Wrinkling compensation by Flexible Roll Forming a developable profile

Abstract Flexible Roll Forming (FRF) can form complex shapes with variable cross-sections along the length from high-strength steel. Widespread application of the FRF process in automotive manufacturing is however limited due to wrinkling defects that occur in the flange. Flange wrinkling can be eliminated by reducing the required level of membrane deformation and compressive stresses that develop in the longitudinal direction. This is conventionally achieved by reducing the severity of the transition regions but also limits the overall complexity of the parts that can be formed. Developable profiles can be created from curved creased folding without membrane stretching or compression. In FRF, such types of profiles can be formed by combining a variation in width and depth over the length of the part.
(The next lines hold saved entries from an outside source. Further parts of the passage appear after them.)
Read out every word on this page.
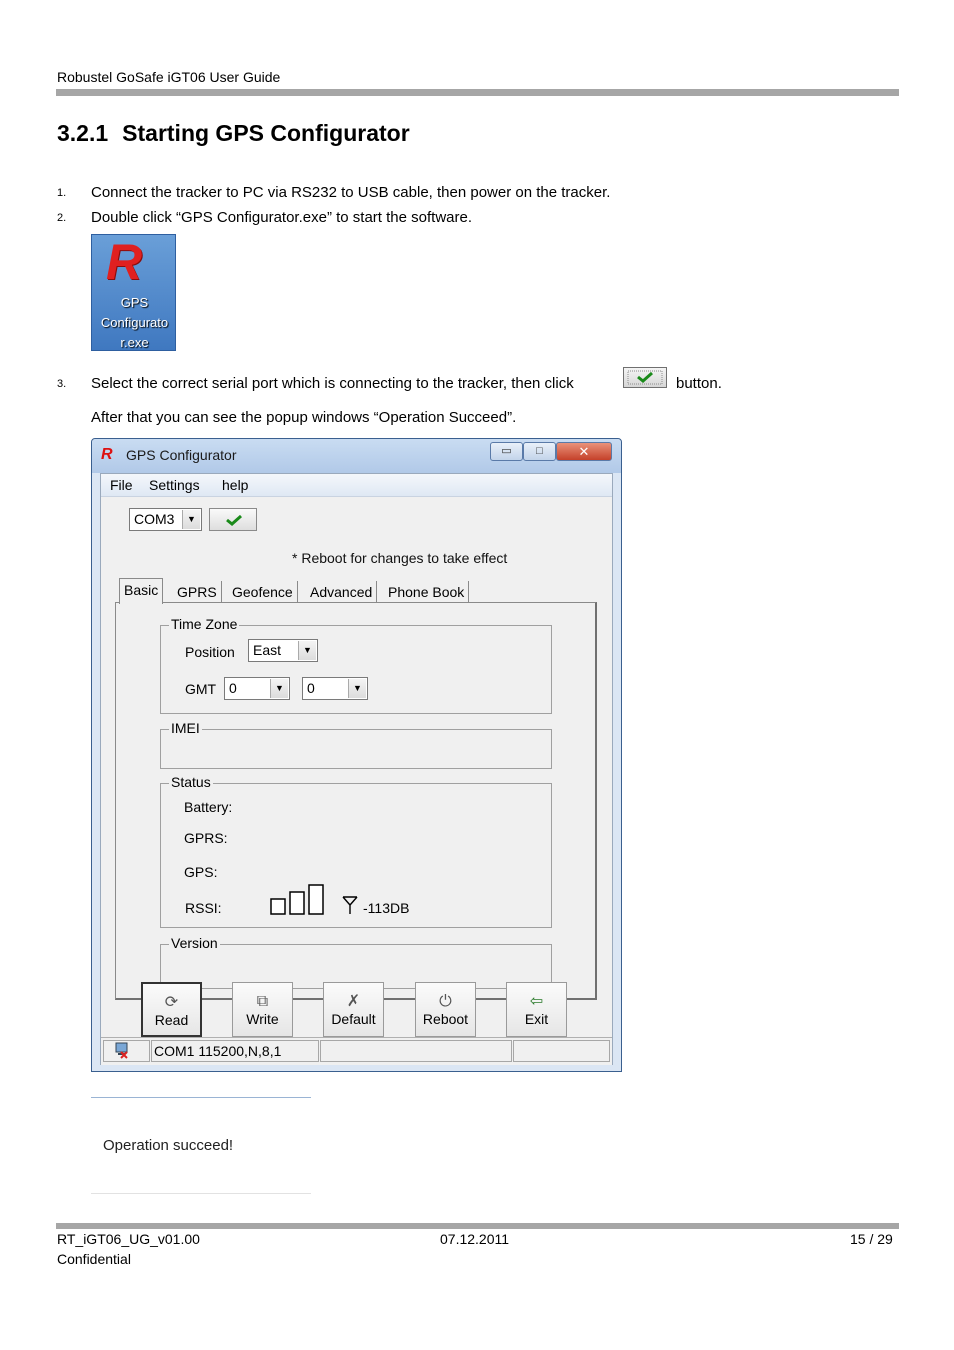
Robustel GoSafe iGT06 User Guide
3.2.1 Starting GPS Configurator
1. Connect the tracker to PC via RS232 to USB cable, then power on the tracker.
2. Double click “GPS Configurator.exe” to start the software.
R
GPS
Configurato
r.exe
3. Select the correct serial port which is connecting to the tracker, then click	button.
After that you can see the popup windows “Operation Succeed”.
R GPS Configurator	▭	□	✕
File Settings help
COM3	▼
* Reboot for changes to take effect
Basic	GPRS	Geofence	Advanced	Phone Book
Time Zone
Position	East	▼
GMT 0	▼	0	▼
IMEI
Status
Battery:
GPRS:
GPS:
RSSI:	-113DB
Version
⟳
Read
⧉
Write
✗
Default
⏻
Reboot
⇦
Exit
COM1 115200,N,8,1
Operation succeed!
RT_iGT06_UG_v01.00	07.12.2011	15 / 29
Confidential
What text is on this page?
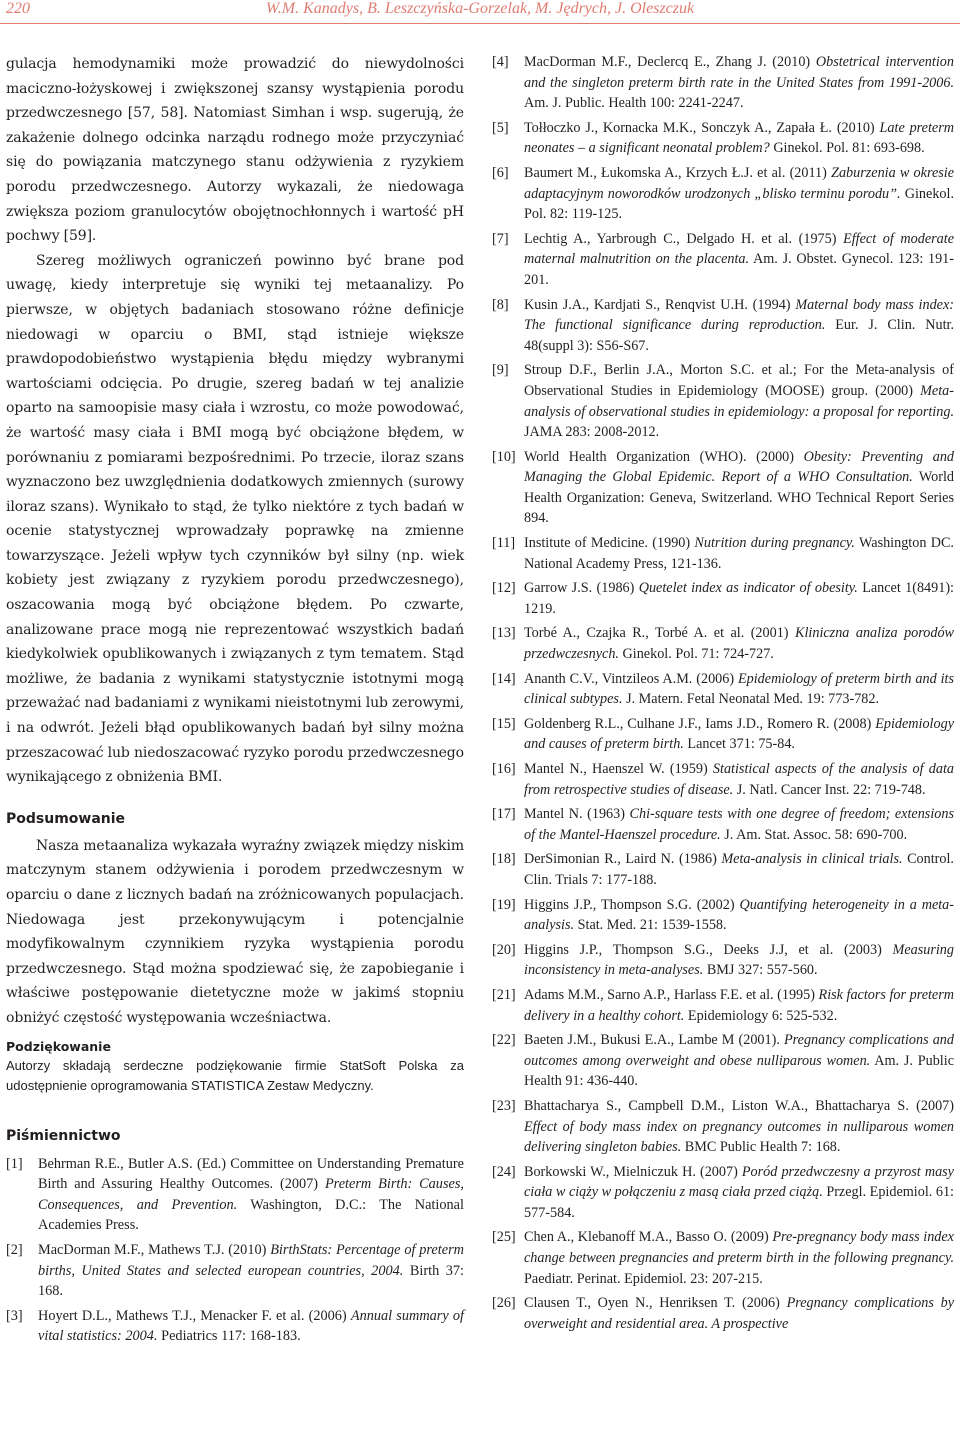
220	W.M. Kanadys, B. Leszczyńska-Gorzelak, M. Jędrych, J. Oleszczuk

gulacja hemodynamiki może prowadzić do niewydolności maciczno-łożyskowej i zwiększonej szansy wystąpienia porodu przedwczesnego [57, 58]. Natomiast Simhan i wsp. sugerują, że zakażenie dolnego odcinka narządu rodnego może przyczyniać się do powiązania matczynego stanu odżywienia z ryzykiem porodu przedwczesnego. Autorzy wykazali, że niedowaga zwiększa poziom granulocytów obojętnochłonnych i wartość pH pochwy [59].

Szereg możliwych ograniczeń powinno być brane pod uwagę, kiedy interpretuje się wyniki tej metaanalizy. Po pierwsze, w objętych badaniach stosowano różne definicje niedowagi w oparciu o BMI, stąd istnieje większe prawdopodobieństwo wystąpienia błędu między wybranymi wartościami odcięcia. Po drugie, szereg badań w tej analizie oparto na samoopisie masy ciała i wzrostu, co może powodować, że wartość masy ciała i BMI mogą być obciążone błędem, w porównaniu z pomiarami bezpośrednimi. Po trzecie, iloraz szans wyznaczono bez uwzględnienia dodatkowych zmiennych (surowy iloraz szans). Wynikało to stąd, że tylko niektóre z tych badań w ocenie statystycznej wprowadzały poprawkę na zmienne towarzyszące. Jeżeli wpływ tych czynników był silny (np. wiek kobiety jest związany z ryzykiem porodu przedwczesnego), oszacowania mogą być obciążone błędem. Po czwarte, analizowane prace mogą nie reprezentować wszystkich badań kiedykolwiek opublikowanych i związanych z tym tematem. Stąd możliwe, że badania z wynikami statystycznie istotnymi mogą przeważać nad badaniami z wynikami nieistotnymi lub zerowymi, i na odwrót. Jeżeli błąd opublikowanych badań był silny można przeszacować lub niedoszacować ryzyko porodu przedwczesnego wynikającego z obniżenia BMI.

Podsumowanie

Nasza metaanaliza wykazała wyraźny związek między niskim matczynym stanem odżywienia i porodem przedwczesnym w oparciu o dane z licznych badań na zróżnicowanych populacjach. Niedowaga jest przekonywującym i potencjalnie modyfikowalnym czynnikiem ryzyka wystąpienia porodu przedwczesnego. Stąd można spodziewać się, że zapobieganie i właściwe postępowanie dietetyczne może w jakimś stopniu obniżyć częstość występowania wcześniactwa.

Podziękowanie

Autorzy składają serdeczne podziękowanie firmie StatSoft Polska za udostępnienie oprogramowania STATISTICA Zestaw Medyczny.

Piśmiennictwo
[1] Behrman R.E., Butler A.S. (Ed.) Committee on Understanding Premature Birth and Assuring Healthy Outcomes. (2007) Preterm Birth: Causes, Consequences, and Prevention. Washington, D.C.: The National Academies Press.
[2] MacDorman M.F., Mathews T.J. (2010) BirthStats: Percentage of preterm births, United States and selected european countries, 2004. Birth 37: 168.
[3] Hoyert D.L., Mathews T.J., Menacker F. et al. (2006) Annual summary of vital statistics: 2004. Pediatrics 117: 168-183.
[4] MacDorman M.F., Declercq E., Zhang J. (2010) Obstetrical intervention and the singleton preterm birth rate in the United States from 1991-2006. Am. J. Public. Health 100: 2241-2247.
[5] Tołłoczko J., Kornacka M.K., Sonczyk A., Zapała Ł. (2010) Late preterm neonates – a significant neonatal problem? Ginekol. Pol. 81: 693-698.
[6] Baumert M., Łukomska A., Krzych Ł.J. et al. (2011) Zaburzenia w okresie adaptacyjnym noworodków urodzonych „blisko terminu porodu”. Ginekol. Pol. 82: 119-125.
[7] Lechtig A., Yarbrough C., Delgado H. et al. (1975) Effect of moderate maternal malnutrition on the placenta. Am. J. Obstet. Gynecol. 123: 191-201.
[8] Kusin J.A., Kardjati S., Renqvist U.H. (1994) Maternal body mass index: The functional significance during reproduction. Eur. J. Clin. Nutr. 48(suppl 3): S56-S67.
[9] Stroup D.F., Berlin J.A., Morton S.C. et al.; For the Meta-analysis of Observational Studies in Epidemiology (MOOSE) group. (2000) Meta-analysis of observational studies in epidemiology: a proposal for reporting. JAMA 283: 2008-2012.
[10] World Health Organization (WHO). (2000) Obesity: Preventing and Managing the Global Epidemic. Report of a WHO Consultation. World Health Organization: Geneva, Switzerland. WHO Technical Report Series 894.
[11] Institute of Medicine. (1990) Nutrition during pregnancy. Washington DC. National Academy Press, 121-136.
[12] Garrow J.S. (1986) Quetelet index as indicator of obesity. Lancet 1(8491): 1219.
[13] Torbé A., Czajka R., Torbé A. et al. (2001) Kliniczna analiza porodów przedwczesnych. Ginekol. Pol. 71: 724-727.
[14] Ananth C.V., Vintzileos A.M. (2006) Epidemiology of preterm birth and its clinical subtypes. J. Matern. Fetal Neonatal Med. 19: 773-782.
[15] Goldenberg R.L., Culhane J.F., Iams J.D., Romero R. (2008) Epidemiology and causes of preterm birth. Lancet 371: 75-84.
[16] Mantel N., Haenszel W. (1959) Statistical aspects of the analysis of data from retrospective studies of disease. J. Natl. Cancer Inst. 22: 719-748.
[17] Mantel N. (1963) Chi-square tests with one degree of freedom; extensions of the Mantel-Haenszel procedure. J. Am. Stat. Assoc. 58: 690-700.
[18] DerSimonian R., Laird N. (1986) Meta-analysis in clinical trials. Control. Clin. Trials 7: 177-188.
[19] Higgins J.P., Thompson S.G. (2002) Quantifying heterogeneity in a meta-analysis. Stat. Med. 21: 1539-1558.
[20] Higgins J.P., Thompson S.G., Deeks J.J, et al. (2003) Measuring inconsistency in meta-analyses. BMJ 327: 557-560.
[21] Adams M.M., Sarno A.P., Harlass F.E. et al. (1995) Risk factors for preterm delivery in a healthy cohort. Epidemiology 6: 525-532.
[22] Baeten J.M., Bukusi E.A., Lambe M (2001). Pregnancy complications and outcomes among overweight and obese nulliparous women. Am. J. Public Health 91: 436-440.
[23] Bhattacharya S., Campbell D.M., Liston W.A., Bhattacharya S. (2007) Effect of body mass index on pregnancy outcomes in nulliparous women delivering singleton babies. BMC Public Health 7: 168.
[24] Borkowski W., Mielniczuk H. (2007) Poród przedwczesny a przyrost masy ciała w ciąży w połączeniu z masą ciała przed ciążą. Przegl. Epidemiol. 61: 577-584.
[25] Chen A., Klebanoff M.A., Basso O. (2009) Pre-pregnancy body mass index change between pregnancies and preterm birth in the following pregnancy. Paediatr. Perinat. Epidemiol. 23: 207-215.
[26] Clausen T., Oyen N., Henriksen T. (2006) Pregnancy complications by overweight and residential area. A prospective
This reduces the required longitudinal deformation while at the same time providing shape complexity. This study presents, for the first time, the analyses of forming a developable shape in a FRF operation. For this, first analytical equations are applied to calculate the deformation and forming stability of a developable component and of a reference variable depth component without a developable shape. This is followed by experimental FRF trials and shape deviation analysis for both forming conditions. Finally, Finite Element Analysis is used to investigate the forming behaviour of the two types of developable profiles. The results indicate that the forming of a surface developable can reduce wrinkling issues in the FRF process. However, the intermediate forming stages are non-developable, and this can lead to longitudinal compression and wrinkling issues that, if too severe, remain in the flange when the final developable shape is formed.